- Klotz, Luisa;
- Burgdorf, Sven;
- Dani, Indra;
- Saijo, Kaoru;
- Flossdorf, Juliane;
- Hucke, Stephanie;
- Alferink, Judith;
- Novak, Natalija;
- Beyer, Marc;
- Mayer, Gunter;
- Langhans, Birgit;
- Klockgether, Thomas;
- Waisman, Ari;
- Eberl, Gerard;
- Schultze, Joachim;
- Famulok, Michael;
- Kolanus, Waldemar;
- Glass, Christopher;
- Kurts, Christian;
- Knolle, Percy A
T helper cells secreting interleukin (IL)-17 (Th17 cells) play a crucial role in autoimmune diseases like multiple sclerosis (MS). Th17 differentiation, which is induced by a combination of transforming growth factor (TGF)-beta/IL-6 or IL-21, requires expression of the transcription factor retinoic acid receptor-related orphan receptor gamma t (ROR gamma t). We identify the nuclear receptor peroxisome proliferator-activated receptor gamma (PPAR gamma) as a key negative regulator of human and mouse Th17 differentiation. PPAR gamma activation in CD4(+) T cells selectively suppressed Th17 differentiation, but not differentiation into Th1, Th2, or regulatory T cells.
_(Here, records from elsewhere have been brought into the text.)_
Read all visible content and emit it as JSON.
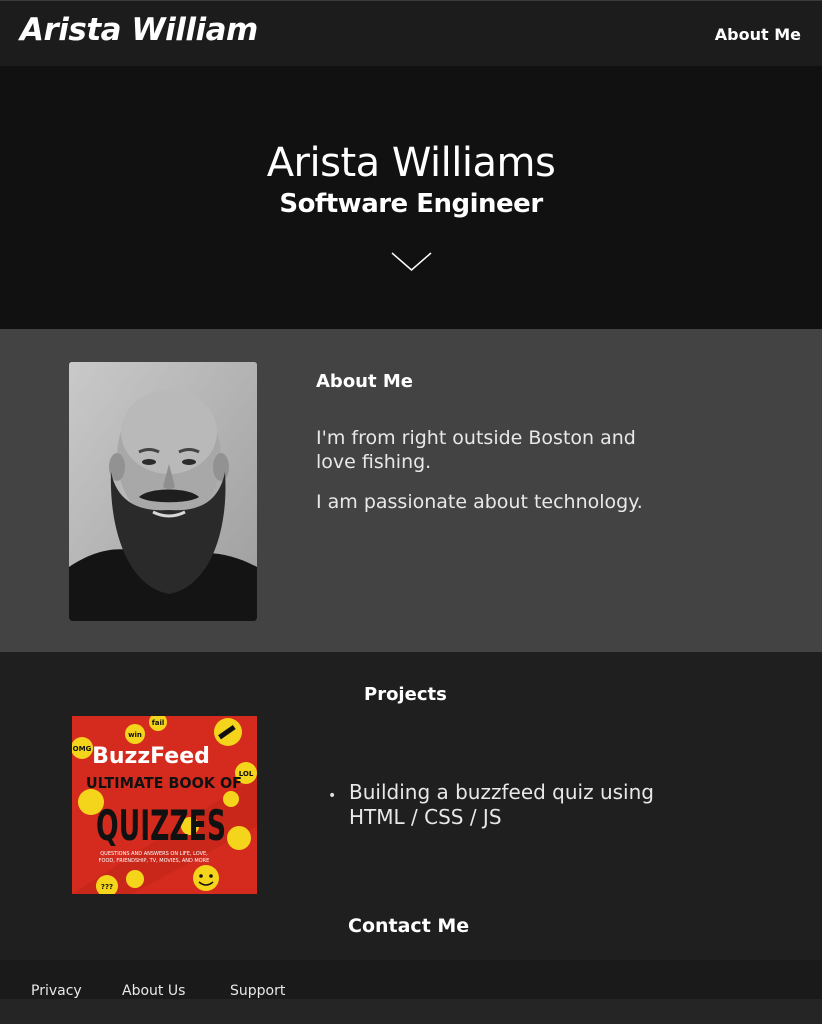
{
  "navbar": {
    "brand": "Arista William",
    "link": "About Me"
  },
  "hero": {
    "name": "Arista Williams",
    "role": "Software Engineer"
  },
  "about": {
    "title": "About Me",
    "paragraph_1": "I'm from right outside Boston and love fishing.",
    "paragraph_2": "I am passionate about technology."
  },
  "projects": {
    "title": "Projects",
    "items": [
      "Building a buzzfeed quiz using HTML / CSS / JS"
    ],
    "book": {
      "brand": "BuzzFeed",
      "line1": "ULTIMATE BOOK OF",
      "line2": "QUIZZES",
      "subtitle_1": "QUESTIONS AND ANSWERS ON LIFE, LOVE,",
      "subtitle_2": "FOOD, FRIENDSHIP, TV, MOVIES, AND MORE",
      "stickers": [
        "win",
        "fail",
        "OMG",
        "LOL",
        "???"
      ]
    }
  },
  "contact": {
    "title": "Contact Me"
  },
  "footer": {
    "links": [
      "Privacy",
      "About Us",
      "Support"
    ]
  },
  "colors": {
    "navbar": "#1c1c1c",
    "hero": "#111111",
    "about": "#434343",
    "projects": "#1f1f1f",
    "book_red": "#d42b1e",
    "sticker_yellow": "#f5d51c"
  }
}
Control of Th17 differentiation by PPAR gamma involved inhibition of TGF-beta/IL-6-induced expression of ROR gamma t in T cells. Pharmacologic activation of PPAR gamma prevented removal of the silencing mediator for retinoid and thyroid hormone receptors corepressor from the ROR gamma t promoter in T cells, thus interfering with ROR gamma t transcription. Both T cell-specific PPAR gamma knockout and endogenous ligand activation revealed the physiological role of PPAR gamma for continuous T cell-intrinsic control of Th17 differentiation and development of autoimmunity. Importantly, human CD4(+) T cells from healthy controls and MS patients were strongly susceptible to PPAR gamma-mediated suppression of Th17 differentiation. In summary, we report a PPAR gamma-mediated T cell-intrinsic molecular mechanism that selectively controls Th17 differentiation in mice and in humans and that is amenable to pharmacologic modulation. We therefore propose that PPAR gamma represents a promising molecular target for specific immunointervention in Th17-mediated autoimmune diseases such as MS.